The film is composed of a series of stories that interconnect to describe various incidents in the lives of women, centering around a small group that was on leave from prison, and their attempt to negotiate modern Tehran in a single day. Throughout the film, other women's lives are interspersed to provide insights into the everyday challenges women face in Iran, where even walking alone in the street or smoking a cigarette in public is practically prohibited. Each story intersects, but none of them are complete, leaving the viewer to imagine both the background and the ending.

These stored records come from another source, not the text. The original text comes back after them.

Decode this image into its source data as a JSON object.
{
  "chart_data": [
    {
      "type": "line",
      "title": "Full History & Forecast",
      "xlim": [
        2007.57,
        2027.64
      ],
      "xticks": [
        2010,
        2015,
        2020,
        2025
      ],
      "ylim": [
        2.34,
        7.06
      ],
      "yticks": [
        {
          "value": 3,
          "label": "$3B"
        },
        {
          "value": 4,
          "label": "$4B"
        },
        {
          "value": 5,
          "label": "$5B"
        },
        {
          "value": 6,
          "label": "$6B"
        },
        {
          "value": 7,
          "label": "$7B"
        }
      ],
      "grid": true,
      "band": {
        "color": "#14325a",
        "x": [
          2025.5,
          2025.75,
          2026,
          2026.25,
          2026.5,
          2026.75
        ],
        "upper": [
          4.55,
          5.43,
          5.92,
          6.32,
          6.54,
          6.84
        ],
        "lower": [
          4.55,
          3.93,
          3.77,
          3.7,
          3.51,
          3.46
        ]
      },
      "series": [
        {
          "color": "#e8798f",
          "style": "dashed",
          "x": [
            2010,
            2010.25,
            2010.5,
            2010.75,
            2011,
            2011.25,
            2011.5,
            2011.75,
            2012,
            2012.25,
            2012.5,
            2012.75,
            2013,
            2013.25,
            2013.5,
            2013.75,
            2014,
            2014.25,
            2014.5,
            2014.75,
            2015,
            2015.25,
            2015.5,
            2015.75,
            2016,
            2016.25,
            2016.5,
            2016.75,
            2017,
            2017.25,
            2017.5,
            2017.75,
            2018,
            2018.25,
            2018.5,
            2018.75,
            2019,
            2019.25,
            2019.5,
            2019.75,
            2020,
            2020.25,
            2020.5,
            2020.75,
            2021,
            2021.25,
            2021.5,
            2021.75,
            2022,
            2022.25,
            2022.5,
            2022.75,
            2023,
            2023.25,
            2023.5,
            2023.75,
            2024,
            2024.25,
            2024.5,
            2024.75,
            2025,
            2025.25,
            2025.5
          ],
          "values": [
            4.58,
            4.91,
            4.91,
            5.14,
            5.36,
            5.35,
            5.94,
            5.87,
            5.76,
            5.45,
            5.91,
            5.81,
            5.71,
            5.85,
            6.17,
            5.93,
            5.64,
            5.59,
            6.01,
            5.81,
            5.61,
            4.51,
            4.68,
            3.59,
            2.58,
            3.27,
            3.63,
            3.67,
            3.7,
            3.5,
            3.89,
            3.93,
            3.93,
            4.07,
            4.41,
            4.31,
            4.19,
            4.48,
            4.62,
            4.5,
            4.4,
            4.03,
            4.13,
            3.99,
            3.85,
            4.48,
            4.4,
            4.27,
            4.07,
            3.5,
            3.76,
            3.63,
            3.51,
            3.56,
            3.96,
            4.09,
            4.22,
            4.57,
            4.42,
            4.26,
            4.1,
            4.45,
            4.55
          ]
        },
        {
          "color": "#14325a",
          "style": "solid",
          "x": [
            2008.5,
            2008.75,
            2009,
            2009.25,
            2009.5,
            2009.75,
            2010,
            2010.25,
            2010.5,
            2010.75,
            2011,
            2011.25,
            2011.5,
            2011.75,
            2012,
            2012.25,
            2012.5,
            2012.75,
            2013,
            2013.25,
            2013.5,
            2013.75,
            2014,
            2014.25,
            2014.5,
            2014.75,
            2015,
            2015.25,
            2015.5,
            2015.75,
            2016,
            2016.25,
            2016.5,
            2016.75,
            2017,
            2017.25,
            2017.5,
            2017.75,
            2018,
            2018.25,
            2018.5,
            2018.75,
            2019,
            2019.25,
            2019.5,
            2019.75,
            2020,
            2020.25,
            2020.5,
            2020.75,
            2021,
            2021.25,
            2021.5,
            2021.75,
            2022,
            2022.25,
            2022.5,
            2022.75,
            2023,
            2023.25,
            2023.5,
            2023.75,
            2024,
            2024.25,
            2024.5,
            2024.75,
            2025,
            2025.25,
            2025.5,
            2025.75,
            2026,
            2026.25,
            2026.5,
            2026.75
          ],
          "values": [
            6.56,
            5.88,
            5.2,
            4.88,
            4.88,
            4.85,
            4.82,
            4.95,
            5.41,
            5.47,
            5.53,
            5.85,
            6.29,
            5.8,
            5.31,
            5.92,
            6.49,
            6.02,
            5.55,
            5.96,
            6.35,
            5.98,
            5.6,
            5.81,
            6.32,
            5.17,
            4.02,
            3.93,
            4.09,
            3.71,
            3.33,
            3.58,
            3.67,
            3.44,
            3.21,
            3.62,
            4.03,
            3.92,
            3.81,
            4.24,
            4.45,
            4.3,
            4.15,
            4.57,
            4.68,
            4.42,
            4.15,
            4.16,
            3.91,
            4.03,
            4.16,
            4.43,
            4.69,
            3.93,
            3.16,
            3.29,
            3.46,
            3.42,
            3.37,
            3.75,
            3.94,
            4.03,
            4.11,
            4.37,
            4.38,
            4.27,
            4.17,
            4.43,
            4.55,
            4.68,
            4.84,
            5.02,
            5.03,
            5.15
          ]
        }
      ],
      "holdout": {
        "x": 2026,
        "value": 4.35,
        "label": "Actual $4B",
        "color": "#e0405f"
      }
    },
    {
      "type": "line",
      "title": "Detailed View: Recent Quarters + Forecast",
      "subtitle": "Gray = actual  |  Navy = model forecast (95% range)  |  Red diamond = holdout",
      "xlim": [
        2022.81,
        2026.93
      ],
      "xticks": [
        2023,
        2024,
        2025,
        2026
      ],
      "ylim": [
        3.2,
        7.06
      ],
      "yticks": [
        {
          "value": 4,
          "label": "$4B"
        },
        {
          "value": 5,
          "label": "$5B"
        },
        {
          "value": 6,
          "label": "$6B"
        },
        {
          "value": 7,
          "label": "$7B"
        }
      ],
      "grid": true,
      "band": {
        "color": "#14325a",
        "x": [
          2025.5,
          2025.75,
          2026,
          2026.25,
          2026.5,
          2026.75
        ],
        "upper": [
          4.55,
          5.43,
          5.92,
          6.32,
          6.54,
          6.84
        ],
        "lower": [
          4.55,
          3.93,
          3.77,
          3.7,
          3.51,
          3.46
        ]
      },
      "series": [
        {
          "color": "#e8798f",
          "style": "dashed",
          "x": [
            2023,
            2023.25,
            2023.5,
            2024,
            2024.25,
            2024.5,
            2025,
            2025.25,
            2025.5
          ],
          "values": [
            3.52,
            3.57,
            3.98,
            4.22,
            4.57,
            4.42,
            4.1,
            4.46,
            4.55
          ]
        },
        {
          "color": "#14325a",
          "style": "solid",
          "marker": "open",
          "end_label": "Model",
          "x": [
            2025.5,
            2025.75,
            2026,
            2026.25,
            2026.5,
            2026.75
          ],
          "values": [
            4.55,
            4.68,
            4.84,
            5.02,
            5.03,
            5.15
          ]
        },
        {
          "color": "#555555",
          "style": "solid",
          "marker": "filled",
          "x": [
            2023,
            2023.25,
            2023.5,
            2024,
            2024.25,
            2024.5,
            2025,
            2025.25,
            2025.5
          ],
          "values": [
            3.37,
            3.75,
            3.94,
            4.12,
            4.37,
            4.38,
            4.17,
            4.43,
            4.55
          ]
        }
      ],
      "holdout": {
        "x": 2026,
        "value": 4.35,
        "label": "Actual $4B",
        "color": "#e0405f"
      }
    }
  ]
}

Throughout the movie, Panahi focuses on the little rules symbolizing difficulties of life for Iranian women, such as the need to wear a chador under certain circumstances or not being allowed to travel alone. He puts several aspects of life in contemporary Tehran in contrast: A marriage party, symbolizing a happy ending, in front of an abandoned girl, a soldier before a Basiji, married women vs. wandering girls, a romantic melody that all Iranians would recollect vs. a cruel bazar and etc.
All the actors are amateurs, except Fereshteh Sadr Orafai who plays Pari, and Fatemeh Naghavi, who plays the mother abandoning her daughter. The Circle is perhaps the best known of Panahi's works, yet it is banned in Iran.
[edit] Plot
The film begins in a maternity ward of a hospital, where the mother of Solmaz Gholami is upset to learn that her daughter has just given birth to a girl, even though the ultrasound indicated that the baby would be a boy. Worrying that her in-laws will force their son to divorce her daughter, she tells another daughter to call her uncles.
At the phone booth, she runs into three prisoners, including Arezou and Nargess, who have just been released. They are trying to come up with money so that they can go to Nargess's home village. The third prisoner is immediately arrested, as she tries to pawn a gold chain, leaving just the two women. Arezou eventually finds enough money to get Nargess a bus ticket, and the two of them separate.
At the bus station, however, Nargess can't get on the bus, because it is being searched, and she is afraid that she will be arrested again. Instead she tries to find another prisoner, Pari, who sneaked out of the prison that day. Pari's father will not let her in the house, however, and just as she leaves, Pari's two brothers appear to "talk" to their sister. She manages to escape, and eventually makes her way to a hospital where she finds Elham, another former prisoner who has hidden her past and is now a nurse, married to a doctor.
From her conversation with Elham, we learn that Pari is pregnant, but the father of her baby has been executed, and she has no one to approve her having an abortion. Elham, after being released, became too conservative to do anything to help her, so Pari is left to wander the streets at night. Without ID, she cannot get into a hotel. At a street corner, she finds a mother trying to abandon her little girl, hoping that she will find a better life with a family. She continues wandering the street.
The mother is first caught as a prostitute, but she later manages to escape. Then another woman who was picked up as a prostitute, is taken to prison. She is placed in a cell with other women we met so far in the movie, and the phone rings outside the metal door. A guard answers and comes to the window, calling for Solmaz Gholami, the woman with a girl baby in the first scene. So is the circle closed.